Risk Management:
Getting the Board "On-Board" to Drive Quality and Safety
What that means for physicians and other hospital leaders
by James B. Couch, M.D., J.D., FACPE
Managing Partner & Chief Medical Officer
Patient Safety Solutions, LLC
(Dr. Couch is also the Patient Safety Risk Management Consultant for Princeton Insurance)
What’s the big deal?
Standards to be found in the Joint Commission’s Accreditation Standards dating back several decades have established the Board of Hospitals (and other accredited institutions) as the ultimately accountable group for the quality and safety of care. There is case law dating all the way back to the middle ‘60s holding a hospital corporately liable for a patient’s negligently inflicted injuries for not having exercised sufficient oversight of its physicians’ clinical results for which the board is ultimately responsible. Darling v. Charleston Community Memorial Hospital 33 Ill. 2d 326, (1965). So why has getting the “Board on Board” become such a catchy phrase, especially among those signing on to the latest 5 Million Lives Campaign promoted by the Institute for Healthcare Improvement (IHI)? Hasn’t the Board always been on board in overseeing the quality and safety of care right along?
Reality may finally be catching up with the theory of board leadership in patient safety and quality
“Trustees traditionally have used their positions on hospital boards for social networking with other business executives and raising money through events such as fashion shows and golf tournaments... Until the last several years, individual hospital boards in Massachusetts and other states had not paid much attention to the issue of preventable deaths, leaving oversight to doctors and administrators. Now, national and local conferences that encourage greater trustee involvement have been packed, healthcare executives say.” Rowland; Hospital Trustees Shift their Focus to Medical Safety;" Boston Globe; March 5, 2007
Donald Berwick, M.D., President and CEO of IHI, in announcing getting the Board on Board as one of his institute’s six new interventions to decrease the incidence of preventable patient injuries by five million during 2007 and 2008, recently stated: “Board seats in American hospitals have traditionally been relatively honorific positions. It is time for hospital boards of directors—along with executives and physicians—to rise from slumber and view safety as an urgent matter.”

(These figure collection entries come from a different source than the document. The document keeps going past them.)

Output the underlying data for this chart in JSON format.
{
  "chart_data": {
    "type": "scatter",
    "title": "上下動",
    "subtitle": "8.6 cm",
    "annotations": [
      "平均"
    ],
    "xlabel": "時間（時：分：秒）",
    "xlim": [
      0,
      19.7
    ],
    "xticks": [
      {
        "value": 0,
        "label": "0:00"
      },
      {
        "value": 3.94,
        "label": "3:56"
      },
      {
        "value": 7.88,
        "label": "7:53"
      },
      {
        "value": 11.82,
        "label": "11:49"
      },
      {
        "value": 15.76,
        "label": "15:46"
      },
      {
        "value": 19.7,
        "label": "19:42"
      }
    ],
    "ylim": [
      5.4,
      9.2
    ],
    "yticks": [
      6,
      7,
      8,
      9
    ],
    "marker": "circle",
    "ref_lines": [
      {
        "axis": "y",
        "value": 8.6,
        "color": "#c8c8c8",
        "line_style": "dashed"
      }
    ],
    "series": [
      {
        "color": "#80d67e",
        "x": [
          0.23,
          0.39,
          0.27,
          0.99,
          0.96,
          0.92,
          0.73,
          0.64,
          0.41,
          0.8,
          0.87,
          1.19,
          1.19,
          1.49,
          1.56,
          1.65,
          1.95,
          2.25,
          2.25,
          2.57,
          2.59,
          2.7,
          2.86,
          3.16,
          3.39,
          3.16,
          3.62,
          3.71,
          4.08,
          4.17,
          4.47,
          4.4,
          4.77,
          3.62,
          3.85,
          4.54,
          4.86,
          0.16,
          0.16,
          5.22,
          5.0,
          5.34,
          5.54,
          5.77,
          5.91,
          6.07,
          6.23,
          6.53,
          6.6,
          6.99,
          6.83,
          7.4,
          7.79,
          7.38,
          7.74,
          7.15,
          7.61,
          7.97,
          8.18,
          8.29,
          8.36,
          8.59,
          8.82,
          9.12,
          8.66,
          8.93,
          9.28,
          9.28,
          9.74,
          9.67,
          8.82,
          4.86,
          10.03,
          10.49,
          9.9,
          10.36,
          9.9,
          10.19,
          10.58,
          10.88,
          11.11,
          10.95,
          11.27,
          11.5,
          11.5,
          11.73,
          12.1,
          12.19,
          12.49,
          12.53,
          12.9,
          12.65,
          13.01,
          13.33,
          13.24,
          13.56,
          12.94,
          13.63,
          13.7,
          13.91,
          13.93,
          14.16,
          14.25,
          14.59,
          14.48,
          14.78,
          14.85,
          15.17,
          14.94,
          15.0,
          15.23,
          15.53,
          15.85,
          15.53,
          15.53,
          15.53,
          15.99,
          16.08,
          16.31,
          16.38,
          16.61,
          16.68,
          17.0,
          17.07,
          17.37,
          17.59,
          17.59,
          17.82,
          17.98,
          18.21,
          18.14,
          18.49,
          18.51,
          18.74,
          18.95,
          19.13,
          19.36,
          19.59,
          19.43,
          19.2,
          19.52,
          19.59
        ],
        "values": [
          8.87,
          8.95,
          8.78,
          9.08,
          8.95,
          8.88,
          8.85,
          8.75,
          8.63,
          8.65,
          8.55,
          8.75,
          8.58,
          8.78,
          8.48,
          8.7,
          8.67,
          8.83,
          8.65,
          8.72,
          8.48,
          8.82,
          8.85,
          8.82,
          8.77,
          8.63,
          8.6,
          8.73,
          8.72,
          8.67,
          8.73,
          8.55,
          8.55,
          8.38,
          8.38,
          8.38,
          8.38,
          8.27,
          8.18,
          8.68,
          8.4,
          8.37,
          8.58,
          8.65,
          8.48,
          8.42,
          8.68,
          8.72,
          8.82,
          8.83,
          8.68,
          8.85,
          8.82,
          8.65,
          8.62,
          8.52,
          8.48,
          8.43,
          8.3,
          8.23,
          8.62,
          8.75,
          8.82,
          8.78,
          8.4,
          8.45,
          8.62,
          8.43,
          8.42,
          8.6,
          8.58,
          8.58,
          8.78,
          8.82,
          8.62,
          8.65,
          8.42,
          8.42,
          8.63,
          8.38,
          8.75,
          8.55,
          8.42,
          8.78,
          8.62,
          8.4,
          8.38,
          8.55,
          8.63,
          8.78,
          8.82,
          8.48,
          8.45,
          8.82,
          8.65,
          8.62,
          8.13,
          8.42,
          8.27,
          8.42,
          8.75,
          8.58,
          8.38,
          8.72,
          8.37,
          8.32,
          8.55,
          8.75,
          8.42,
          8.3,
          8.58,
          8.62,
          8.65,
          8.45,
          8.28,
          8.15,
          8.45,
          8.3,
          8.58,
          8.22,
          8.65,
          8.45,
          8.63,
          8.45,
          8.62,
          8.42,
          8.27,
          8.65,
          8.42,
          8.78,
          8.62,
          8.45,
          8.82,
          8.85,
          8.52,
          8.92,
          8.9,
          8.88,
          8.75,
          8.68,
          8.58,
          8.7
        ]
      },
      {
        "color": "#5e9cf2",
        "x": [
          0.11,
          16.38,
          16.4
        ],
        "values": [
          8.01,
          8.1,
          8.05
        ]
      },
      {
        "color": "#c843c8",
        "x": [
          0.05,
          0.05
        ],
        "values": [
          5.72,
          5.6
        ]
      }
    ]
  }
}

Dr. Berwick, by videotape, and Jim Conway, Senior VP of IHI (and former top executive at the Dana Farber Cancer Institute at Harvard) recently addressed a Leadership Summit Meeting on patient safety sponsored by the New Jersey Hospital Association in Princeton. At that meeting, they explained that for hospital boards to participate in IHI’s 5 Million Lives Campaign, they must:
(1) Set specific aims to reduce medical injuries annually and make an explicit public commitment to measurable quality improvement;
(2) Select and review progress toward safer care as the first agenda item at every board meeting;
(3) Establish, continually update and make transparent to the entire organization a small group of enterprise-wide “roll up” measures of patient safety;
(4) Commit to establish and maintain an environment that is respectful, fair and just for all who experience the pain and loss associated with avoidable harm and adverse outcomes.
(5) Develop their expertise in evaluating quality and safety and set expectations for a similar level of education and training for all staff; and
(6) Hold accountable senior executives for developing and executing a plan to achieve specific quality and safety improvement goals and objectives.